U.S. Secretary of State Antony Blinken has visited Beijing for a diplomatic round. He summarized the results of his dialogue with Chinese Communist leaders during a press conference from Beijing today. Video embedded below.
Monkton’s takeaway is that there were no real concrete results, despite the positive spin Blinken gave his trip. It just amounts to more talking with more promises of future talking. At least during this press conference, Blinken makes no actual demands on the Chinese Communists to completely stop some or all of their bad behavior by delineating specific responses that will happen if the bad behavior continues.
Importantly, Monkton notes that Blinken is still speaking as though China is not an outright enemy of America and the West, but instead a competitor that can be a partner for cooperation. He even offered specific areas in which cooperation should be enhanced.
The two biggest policy issues regarding China that in the American political consciousness at the moment are TikTok and fentanyl.
Blinken said there was no discussion of TikTok, even though President Biden just signed the move towards a ban on TikTok into law. The Chinese Communists retaliated by banning WhatsApp and Threads. Just too hot of an issue?
On fentanyl, Blinken said that there was an agreement for cooperation, that the Chinese government would crack down on suppliers, and give American law enforcement information that could be used to track fentanyl and catch smugglers. Of course, the quality of this cooperation will be hard to measure. China could certainly shut down a number of suppliers (at least on paper) and sell out some of its less favored traffickers, giving the illusion of cooperation, while the main effort to poison Americans continues unabated.
A better rule would be to make the Chinese government responsible for any of its fentanyl that results in American deaths. For every death, tariffs could be hiked a particular amount for a so much time. Or other elements of cooperation could be reduced or canceled.
A good example of an area in which such accountability could be exercised is that the US could cancel a certain number of student visas for every fentanyl death.
On the issue of universities and education, at the press conference Blinken proposed that we should have more research collaboration and more of each country’s students studying at the other’s universities. Blinken also proposed more research collaboration. Monkton thinks that another lesson not learned is that rather than China being liberalized by the students returning from America, they instead bring back technical and scientific know-how that serves to strengthen the Communist Party monster.
AI is another area Blinken wants to have more shared research and dialogue. Other than providing an opportunity to play a spy game around the forum participants, with each country trying to assess the real state of the opponent’s status of development, there isn’t much point to an AI dialogue. Any notion of self-regulation around AI capacity (as though AI were like a nuclear weapons supply, with each weapon enumerable and observable) is farcical, even within the United States by itself. And there’s no reason to believe the Chinese Communists on any assurance or agreement they might commit to.
Finally, Monkton took issue with the well-wishing for China’s economy, saying the US didn’t want to contain China, but that “we want China’s economy to grow.”

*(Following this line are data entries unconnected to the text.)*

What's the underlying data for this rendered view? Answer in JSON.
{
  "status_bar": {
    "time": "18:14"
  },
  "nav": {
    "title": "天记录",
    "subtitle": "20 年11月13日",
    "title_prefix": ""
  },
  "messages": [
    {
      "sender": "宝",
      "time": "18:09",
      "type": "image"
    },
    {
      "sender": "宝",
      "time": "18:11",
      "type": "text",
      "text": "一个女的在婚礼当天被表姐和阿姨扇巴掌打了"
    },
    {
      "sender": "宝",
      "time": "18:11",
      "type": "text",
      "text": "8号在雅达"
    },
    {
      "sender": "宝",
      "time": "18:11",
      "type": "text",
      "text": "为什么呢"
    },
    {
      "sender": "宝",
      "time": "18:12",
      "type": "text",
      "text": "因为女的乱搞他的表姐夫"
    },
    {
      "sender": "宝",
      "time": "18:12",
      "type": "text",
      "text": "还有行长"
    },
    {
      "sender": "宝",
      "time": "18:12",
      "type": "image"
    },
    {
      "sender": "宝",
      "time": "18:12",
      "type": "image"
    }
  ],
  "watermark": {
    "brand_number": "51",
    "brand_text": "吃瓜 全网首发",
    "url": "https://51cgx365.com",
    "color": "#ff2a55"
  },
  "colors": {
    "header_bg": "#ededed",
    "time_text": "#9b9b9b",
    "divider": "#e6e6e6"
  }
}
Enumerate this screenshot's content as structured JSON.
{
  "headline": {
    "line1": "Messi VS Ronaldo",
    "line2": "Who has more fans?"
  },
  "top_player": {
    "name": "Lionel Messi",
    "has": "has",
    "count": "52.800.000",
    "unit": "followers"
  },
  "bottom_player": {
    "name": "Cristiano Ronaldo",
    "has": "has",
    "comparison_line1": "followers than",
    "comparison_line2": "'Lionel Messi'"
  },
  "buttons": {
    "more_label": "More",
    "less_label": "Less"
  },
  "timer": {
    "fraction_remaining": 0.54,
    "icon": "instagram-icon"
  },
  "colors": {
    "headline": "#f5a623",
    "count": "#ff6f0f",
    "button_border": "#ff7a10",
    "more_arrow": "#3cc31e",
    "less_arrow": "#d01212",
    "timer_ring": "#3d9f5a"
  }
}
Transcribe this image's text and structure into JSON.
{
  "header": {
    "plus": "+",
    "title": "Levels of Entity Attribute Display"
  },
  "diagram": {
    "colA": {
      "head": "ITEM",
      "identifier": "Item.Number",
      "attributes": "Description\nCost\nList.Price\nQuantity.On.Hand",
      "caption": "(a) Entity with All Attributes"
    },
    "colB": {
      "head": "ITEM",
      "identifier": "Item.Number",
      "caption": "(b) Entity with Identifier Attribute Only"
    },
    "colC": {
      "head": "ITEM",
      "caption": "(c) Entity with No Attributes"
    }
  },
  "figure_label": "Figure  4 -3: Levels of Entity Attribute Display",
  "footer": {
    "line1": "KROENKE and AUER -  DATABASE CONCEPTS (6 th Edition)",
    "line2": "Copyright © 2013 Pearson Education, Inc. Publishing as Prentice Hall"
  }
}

Actually, we shouldn’t want China’s economy to grow while the Chinese Communist Party is still at the helm. Economic power is geo-political leverage as well as the primary input for potential military capacity. And we know how China has used its gains from trade to build up its military might and to expand its political power across the globe.
If we don’t want the spread of Chinese Communist power to take over one country after another, containment has to be the policy.
And that means we should not help China grow, nor expand cooperation, but instead exert our own power to demand behavioral changes.